Due to the relatively small size of Prince Edward Island, this province doesn’t have any problems with road access. It has roads all across the islands and trails formed on the old railways, although during the wintertime you will have to drive carefully as the high humidity can form ice in certain areas.
Price Of Land
The price of land is above the national average, although this is a truly unique place in Canada, no other province can compare with it. In the past, it was considered a luxury retreat and in some areas, it still has this status, so if you want to buy a piece of land or property then you should probably avoid these areas.
Cost Of Living
The cost of living is also slightly higher than the national average, this province doesn’t have any road access to the neighboring provinces as it is an island, which will add up to the cost of living as everything has to be either shipped in or flown in. The good news is that the cost of living isn’t increased by that much like in some of the northern provinces where some communities have to wait weeks for supplies.
The unemployment rate in Prince Edward Island is around 7-8%, this number tends to fluctuate a lot mostly because of the seasonal workers in the agriculture industry. The minimum wage is $12.85 which is significantly higher than in the neighboring provinces. The biggest industries are agriculture, commercial fishing, aerospace manufacturing, healthcare, renewable energy, and tourism.

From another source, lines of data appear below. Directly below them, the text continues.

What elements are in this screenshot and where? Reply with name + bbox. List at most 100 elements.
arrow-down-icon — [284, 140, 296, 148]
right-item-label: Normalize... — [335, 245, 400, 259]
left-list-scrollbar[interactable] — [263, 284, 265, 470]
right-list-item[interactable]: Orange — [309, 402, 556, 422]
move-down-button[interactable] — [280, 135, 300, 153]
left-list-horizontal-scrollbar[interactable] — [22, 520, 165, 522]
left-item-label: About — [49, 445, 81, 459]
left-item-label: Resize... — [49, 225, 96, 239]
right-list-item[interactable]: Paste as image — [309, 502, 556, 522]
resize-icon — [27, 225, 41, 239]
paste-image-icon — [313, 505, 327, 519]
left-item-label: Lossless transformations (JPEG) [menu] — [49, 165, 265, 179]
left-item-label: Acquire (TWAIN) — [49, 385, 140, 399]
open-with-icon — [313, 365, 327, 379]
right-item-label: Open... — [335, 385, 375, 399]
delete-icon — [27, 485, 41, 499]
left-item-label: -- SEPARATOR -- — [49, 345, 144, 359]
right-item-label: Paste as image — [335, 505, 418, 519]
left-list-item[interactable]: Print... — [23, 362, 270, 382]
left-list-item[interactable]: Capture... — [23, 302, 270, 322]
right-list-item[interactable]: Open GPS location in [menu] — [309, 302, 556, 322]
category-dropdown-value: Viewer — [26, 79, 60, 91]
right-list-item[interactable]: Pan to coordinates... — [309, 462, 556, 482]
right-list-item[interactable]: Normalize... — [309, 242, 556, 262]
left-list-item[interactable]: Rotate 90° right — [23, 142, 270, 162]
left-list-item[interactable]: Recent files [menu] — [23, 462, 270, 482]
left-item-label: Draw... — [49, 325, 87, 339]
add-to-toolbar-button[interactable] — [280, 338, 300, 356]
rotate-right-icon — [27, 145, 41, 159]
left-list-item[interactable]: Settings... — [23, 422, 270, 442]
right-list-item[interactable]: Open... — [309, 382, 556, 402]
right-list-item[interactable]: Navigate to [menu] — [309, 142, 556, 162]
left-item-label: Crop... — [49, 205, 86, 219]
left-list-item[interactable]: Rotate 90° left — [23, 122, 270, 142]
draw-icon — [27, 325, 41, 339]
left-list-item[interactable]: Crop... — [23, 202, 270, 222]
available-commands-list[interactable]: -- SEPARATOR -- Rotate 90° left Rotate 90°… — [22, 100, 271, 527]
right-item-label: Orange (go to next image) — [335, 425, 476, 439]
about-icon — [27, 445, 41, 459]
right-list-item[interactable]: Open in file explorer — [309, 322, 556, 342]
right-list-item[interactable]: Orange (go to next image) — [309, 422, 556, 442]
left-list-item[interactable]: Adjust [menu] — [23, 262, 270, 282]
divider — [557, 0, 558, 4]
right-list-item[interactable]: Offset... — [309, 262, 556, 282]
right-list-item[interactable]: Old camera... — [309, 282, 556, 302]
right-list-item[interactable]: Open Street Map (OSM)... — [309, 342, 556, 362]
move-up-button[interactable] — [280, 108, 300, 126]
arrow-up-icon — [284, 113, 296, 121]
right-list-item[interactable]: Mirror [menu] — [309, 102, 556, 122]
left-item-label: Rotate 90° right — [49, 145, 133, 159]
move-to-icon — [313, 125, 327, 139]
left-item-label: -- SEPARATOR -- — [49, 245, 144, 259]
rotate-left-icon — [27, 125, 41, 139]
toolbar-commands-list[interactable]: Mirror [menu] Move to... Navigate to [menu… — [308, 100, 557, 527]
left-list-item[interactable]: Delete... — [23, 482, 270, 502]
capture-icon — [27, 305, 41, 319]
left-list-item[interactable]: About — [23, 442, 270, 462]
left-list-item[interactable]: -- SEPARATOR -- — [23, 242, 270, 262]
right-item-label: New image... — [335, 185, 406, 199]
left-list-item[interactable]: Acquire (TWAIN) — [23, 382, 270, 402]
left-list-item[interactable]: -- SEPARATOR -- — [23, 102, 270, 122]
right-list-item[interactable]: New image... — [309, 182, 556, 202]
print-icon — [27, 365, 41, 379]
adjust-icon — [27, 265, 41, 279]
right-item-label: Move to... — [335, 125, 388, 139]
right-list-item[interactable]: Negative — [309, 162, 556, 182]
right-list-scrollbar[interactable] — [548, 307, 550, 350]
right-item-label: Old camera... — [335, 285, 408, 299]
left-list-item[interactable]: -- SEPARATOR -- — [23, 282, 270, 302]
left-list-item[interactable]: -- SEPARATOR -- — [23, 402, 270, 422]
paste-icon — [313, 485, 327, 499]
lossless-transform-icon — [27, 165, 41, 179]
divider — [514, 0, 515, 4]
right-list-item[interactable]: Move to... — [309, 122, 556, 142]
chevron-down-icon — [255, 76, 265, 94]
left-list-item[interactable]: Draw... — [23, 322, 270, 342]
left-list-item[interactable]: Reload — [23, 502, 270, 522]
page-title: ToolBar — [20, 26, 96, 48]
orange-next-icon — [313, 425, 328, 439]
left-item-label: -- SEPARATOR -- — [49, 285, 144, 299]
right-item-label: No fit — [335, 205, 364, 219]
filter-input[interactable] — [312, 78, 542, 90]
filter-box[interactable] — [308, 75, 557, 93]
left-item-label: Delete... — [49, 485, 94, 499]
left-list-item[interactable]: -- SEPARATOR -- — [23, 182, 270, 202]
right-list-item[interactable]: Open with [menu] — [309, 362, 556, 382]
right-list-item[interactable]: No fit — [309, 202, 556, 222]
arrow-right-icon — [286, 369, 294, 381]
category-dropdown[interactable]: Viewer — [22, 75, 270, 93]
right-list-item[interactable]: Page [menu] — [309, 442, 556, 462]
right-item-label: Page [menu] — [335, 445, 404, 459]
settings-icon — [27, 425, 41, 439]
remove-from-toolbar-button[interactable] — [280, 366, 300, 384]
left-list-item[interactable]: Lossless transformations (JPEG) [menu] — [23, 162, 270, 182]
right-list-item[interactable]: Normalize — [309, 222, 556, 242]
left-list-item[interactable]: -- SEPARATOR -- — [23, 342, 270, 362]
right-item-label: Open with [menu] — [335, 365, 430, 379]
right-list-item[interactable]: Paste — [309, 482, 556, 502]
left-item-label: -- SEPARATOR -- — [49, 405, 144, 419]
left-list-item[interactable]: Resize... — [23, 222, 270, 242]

The most common natural disasters in this province are floods, storms, blizzards, and hurricanes. Overall Prince Edward Island is a fairly safe province, although during the wintertime some of the blizzards tend to last quite a bit.
- Prince Edward Island offers a favorable environment for off-grid living due to its relatively affordable cost of living, including housing and utilities.
- The island’s natural resources, such as fertile land and access to water, make it conducive to self-sustaining lifestyles.
- However, it’s important to consider factors like limited job opportunities, a seasonal economy, and potential isolation from larger cities when planning for off-grid living in Prince Edward Island.